JTIIK mengeluarkan kebijakan terhadap pembatalan naskah dan penulis tanpa kejelasan terhadap naskah.

Pembatalan Naskah

Penulis tidak diperbolehkan untuk membatalkan naskah yang sudah dikirimkan karena pembatalan atau penarikan naskah merupakan pekerjaan sia-sia (pemborosan tenaga dan waktu) yang dilakukan oleh editor atau reviewer.

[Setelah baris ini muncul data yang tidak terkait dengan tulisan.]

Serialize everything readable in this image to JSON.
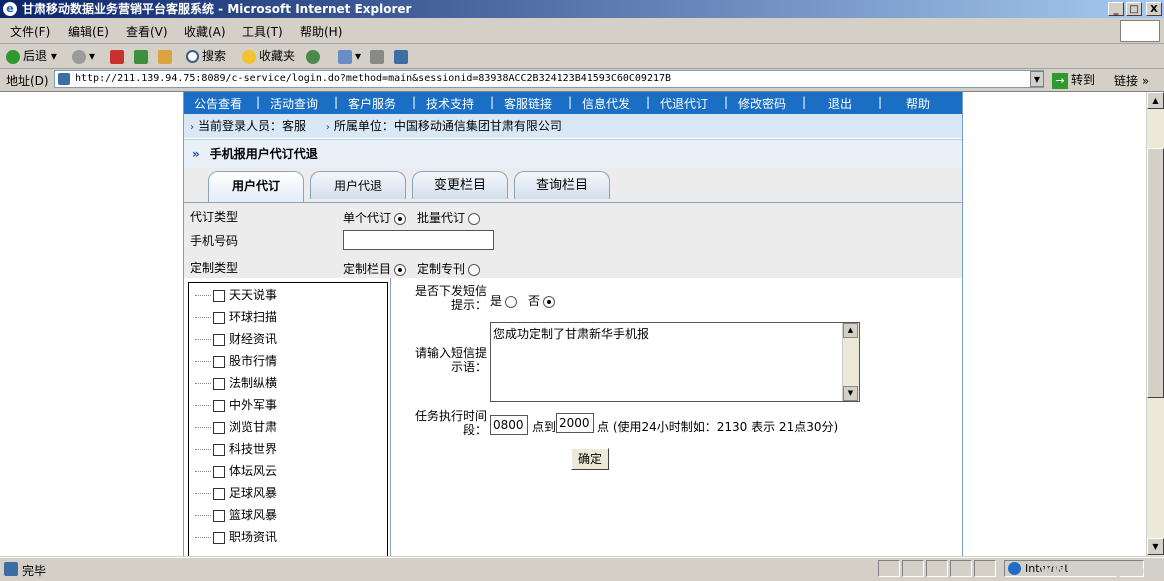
{
  "window": {
    "title": "甘肃移动数据业务营销平台客服系统 - Microsoft Internet Explorer",
    "min": "_",
    "max": "□",
    "close": "X"
  },
  "menu": [
    "文件(F)",
    "编辑(E)",
    "查看(V)",
    "收藏(A)",
    "工具(T)",
    "帮助(H)"
  ],
  "toolbar": {
    "back": "后退",
    "search": "搜索",
    "favorites": "收藏夹"
  },
  "address": {
    "label": "地址(D)",
    "url": "http://211.139.94.75:8089/c-service/login.do?method=main&sessionid=83938ACC2B324123B41593C60C09217B",
    "go": "转到",
    "links": "链接"
  },
  "topnav": [
    "公告查看",
    "活动查询",
    "客户服务",
    "技术支持",
    "客服链接",
    "信息代发",
    "代退代订",
    "修改密码",
    "退出",
    "帮助"
  ],
  "login_bar": {
    "user": "当前登录人员：客服",
    "unit": "所属单位：中国移动通信集团甘肃有限公司"
  },
  "section_title": "手机报用户代订代退",
  "tabs": [
    "用户代订",
    "用户代退",
    "变更栏目",
    "查询栏目"
  ],
  "form": {
    "order_type_label": "代订类型",
    "single_label": "单个代订",
    "batch_label": "批量代订",
    "phone_label": "手机号码",
    "phone_value": "",
    "custom_type_label": "定制类型",
    "column_label": "定制栏目",
    "issue_label": "定制专刊"
  },
  "columns": [
    "天天说事",
    "环球扫描",
    "财经资讯",
    "股市行情",
    "法制纵横",
    "中外军事",
    "浏览甘肃",
    "科技世界",
    "体坛风云",
    "足球风暴",
    "篮球风暴",
    "职场资讯"
  ],
  "sms": {
    "send_label_1": "是否下发短信",
    "send_label_2": "提示：",
    "yes": "是",
    "no": "否",
    "prompt_label_1": "请输入短信提",
    "prompt_label_2": "示语：",
    "prompt_value": "您成功定制了甘肃新华手机报",
    "time_label_1": "任务执行时间",
    "time_label_2": "段：",
    "start_time": "0800",
    "to_label": "点到",
    "end_time": "2000",
    "time_hint": "点 (使用24小时制如：2130 表示  21点30分)",
    "confirm": "确定"
  },
  "status": {
    "text": "完毕",
    "zone": "Internet"
  },
  "watermark": "www.wooyun.org"
}
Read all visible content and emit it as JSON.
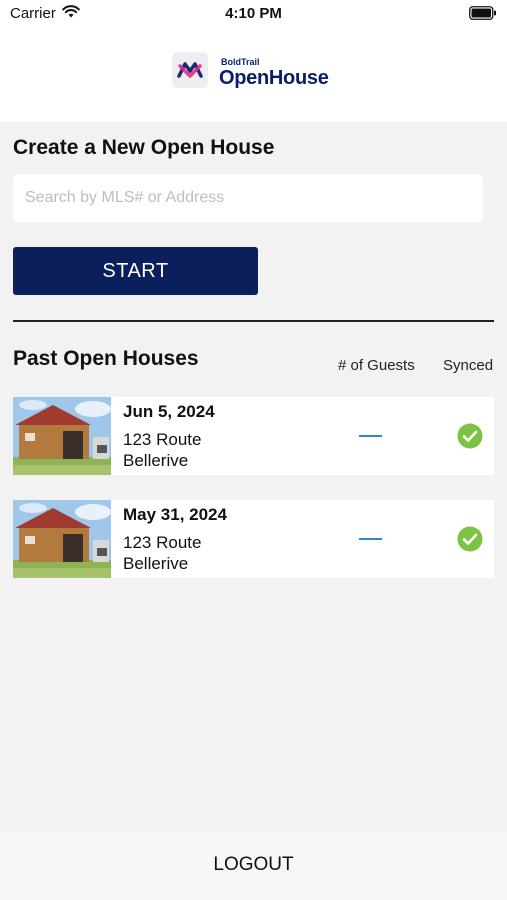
{
  "status_bar": {
    "carrier": "Carrier",
    "time": "4:10 PM"
  },
  "header": {
    "logo_small": "BoldTrail",
    "logo_big": "OpenHouse"
  },
  "create": {
    "title": "Create a New Open House",
    "search_placeholder": "Search by MLS# or Address",
    "start_label": "START"
  },
  "past": {
    "title": "Past Open Houses",
    "col_guests": "# of Guests",
    "col_synced": "Synced",
    "items": [
      {
        "date": "Jun 5, 2024",
        "address_line1": "123 Route",
        "address_line2": "Bellerive",
        "guests": "—",
        "synced": true
      },
      {
        "date": "May 31, 2024",
        "address_line1": "123 Route",
        "address_line2": "Bellerive",
        "guests": "—",
        "synced": true
      }
    ]
  },
  "footer": {
    "logout_label": "LOGOUT"
  },
  "colors": {
    "brand_navy": "#0b1f5c",
    "synced_green": "#7cc243",
    "dash_blue": "#2f86d6"
  }
}
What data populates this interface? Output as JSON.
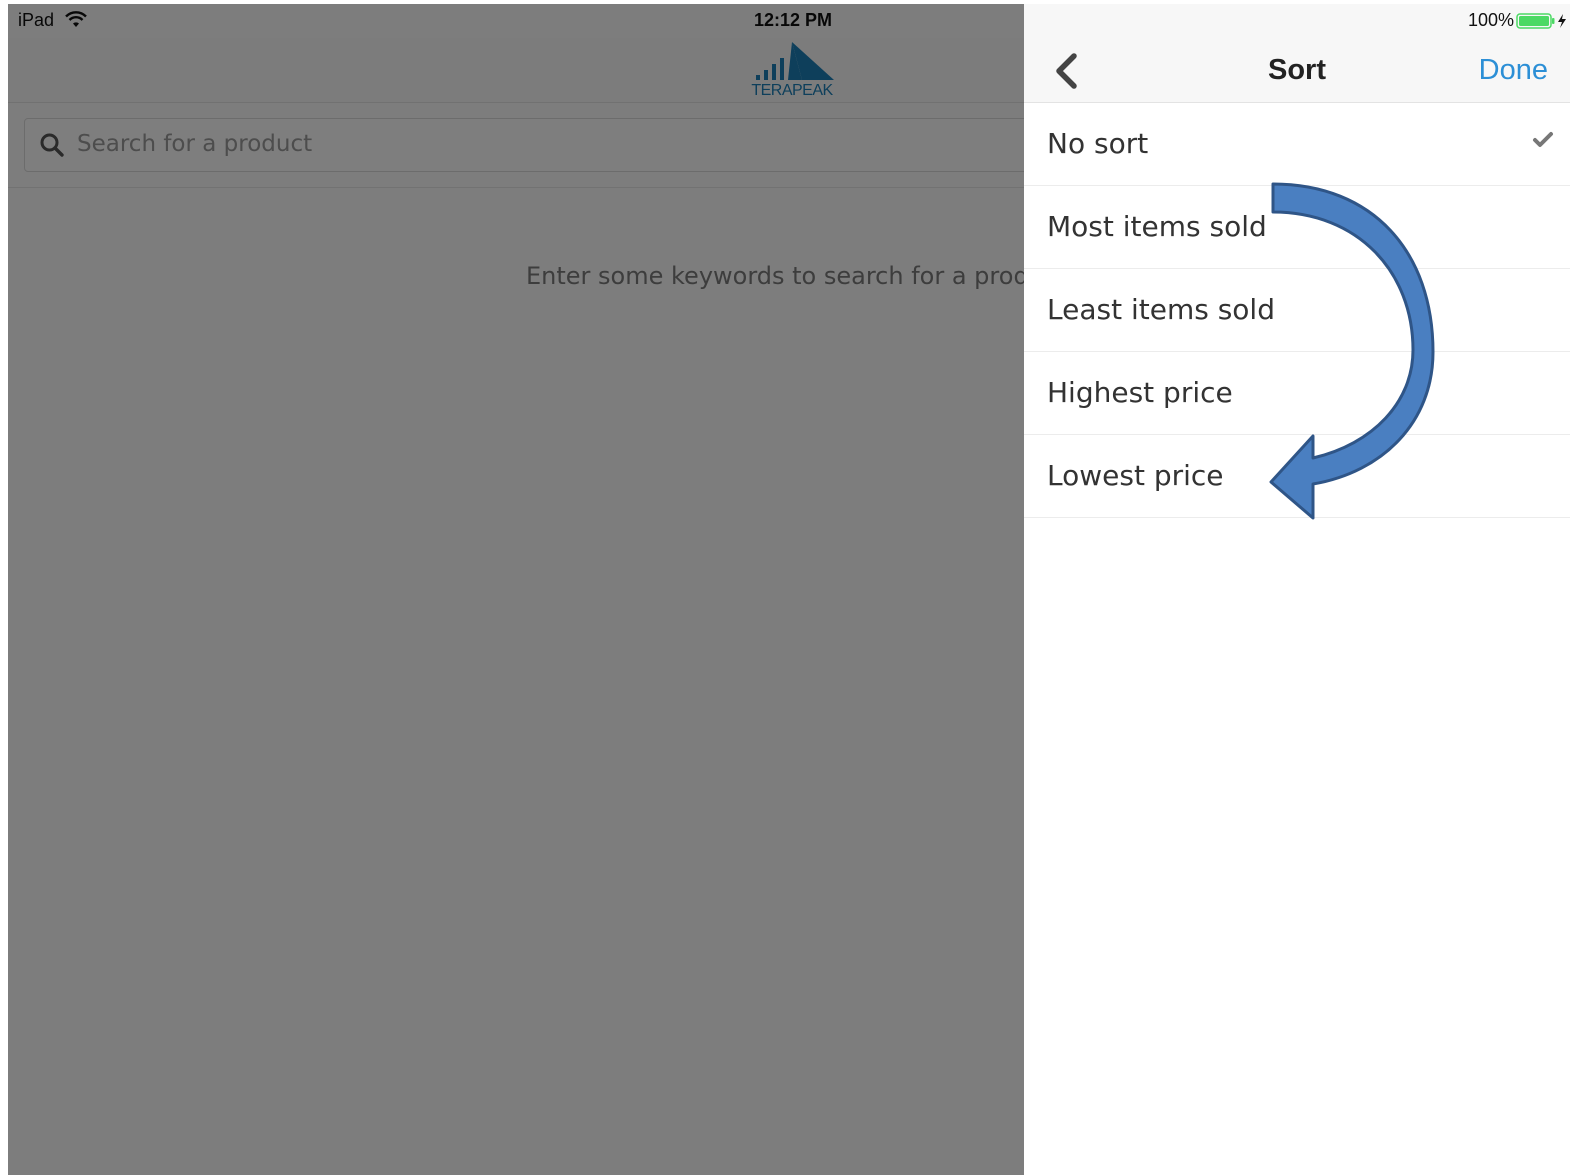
{
  "status_bar": {
    "device": "iPad",
    "time": "12:12 PM",
    "battery": "100%"
  },
  "app": {
    "logo_text": "TERAPEAK",
    "search": {
      "placeholder": "Search for a product",
      "value": ""
    },
    "empty_hint": "Enter some keywords to search for a product"
  },
  "sort_panel": {
    "title": "Sort",
    "back_icon": "chevron-left-icon",
    "done_label": "Done",
    "options": [
      {
        "label": "No sort",
        "selected": true
      },
      {
        "label": "Most items sold",
        "selected": false
      },
      {
        "label": "Least items sold",
        "selected": false
      },
      {
        "label": "Highest price",
        "selected": false
      },
      {
        "label": "Lowest price",
        "selected": false
      }
    ]
  },
  "colors": {
    "accent": "#2c8fd6",
    "logo_blue": "#1c7fb7",
    "arrow_fill": "#4a7fc1",
    "arrow_stroke": "#2f5587",
    "battery_green": "#4cd964"
  }
}
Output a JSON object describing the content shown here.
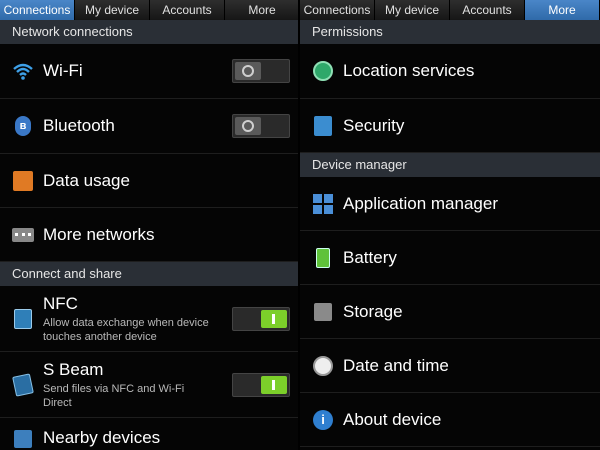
{
  "left_tabs": [
    "Connections",
    "My device",
    "Accounts",
    "More"
  ],
  "right_tabs": [
    "Connections",
    "My device",
    "Accounts",
    "More"
  ],
  "left": {
    "section1": "Network connections",
    "wifi": "Wi-Fi",
    "wifi_state": "off",
    "bluetooth": "Bluetooth",
    "bluetooth_icon": "ʙ",
    "bluetooth_state": "off",
    "data_usage": "Data usage",
    "more_networks": "More networks",
    "section2": "Connect and share",
    "nfc": "NFC",
    "nfc_desc": "Allow data exchange when device touches another device",
    "nfc_state": "on",
    "sbeam": "S Beam",
    "sbeam_desc": "Send files via NFC and Wi-Fi Direct",
    "sbeam_state": "on",
    "nearby": "Nearby devices"
  },
  "right": {
    "section1": "Permissions",
    "location": "Location services",
    "security": "Security",
    "section2": "Device manager",
    "app_manager": "Application manager",
    "battery": "Battery",
    "storage": "Storage",
    "date_time": "Date and time",
    "about": "About device",
    "about_icon": "i"
  },
  "colors": {
    "active_tab": "#3d7dc2",
    "section_bg": "#2a2f36",
    "toggle_on": "#7ccf2a"
  }
}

Jika penulis tetap ingin membatalkan naskah yang dikirimkan, penulis akan dikenakan denda sebesar Rp. 500.000,- (lima ratus ribu rupiah). Pembatalan akan dikerjakan oleh editor, jika penulis sudah melakukan pembayaran dan mengirimkan tanda bukti pembayaran ke redaksi JTIIK.

Jika penulis tidak setuju untuk membayar denda, maka penulis akan masuk dalam daftar hitam (black list) untuk publikasi pada JTIIK. Bahkan naskah sebelumnya yang sudah pernah diterbitkan akan dihapus dalam JTIIK. Didalam daftar hitam akan ditulis nama lengkap penulis, email semua penulis, dan afiliasi dari penulis.


Penulis Tanpa Kejelasan Terhadap Naskah

Penulis yang telah mengirimkan naskah dan sudah melewati proses review, serta hasil dari review sudah disampaikan oleh editor kepada penulis. Namun, tidak ada respon (tanggapan) dari penulis untuk diperbaiki naskah tersebut dalam jangka waktu lebih dari 6 bulan, sehingga naskah tersebut masih dalam status aktif di sistem online JTIIK. Dikarenakan hal tersebut, editor dan reviewer telah melakukan pekerjaan sia-sia (pemborosan tenaga dan waktu).

Terhadap penulis yang demikian, maka penulis akan masuk dalam daftar hitam (black list) untuk publikasi pada JTIIK. Bahkan naskah sebelumnya yang sudah pernah diterbitkan akan dihapus dalam JTIIK. Didalam daftar hitam akan ditulis nama lengkap penulis, email semua penulis, dan afiliasi dari penulis.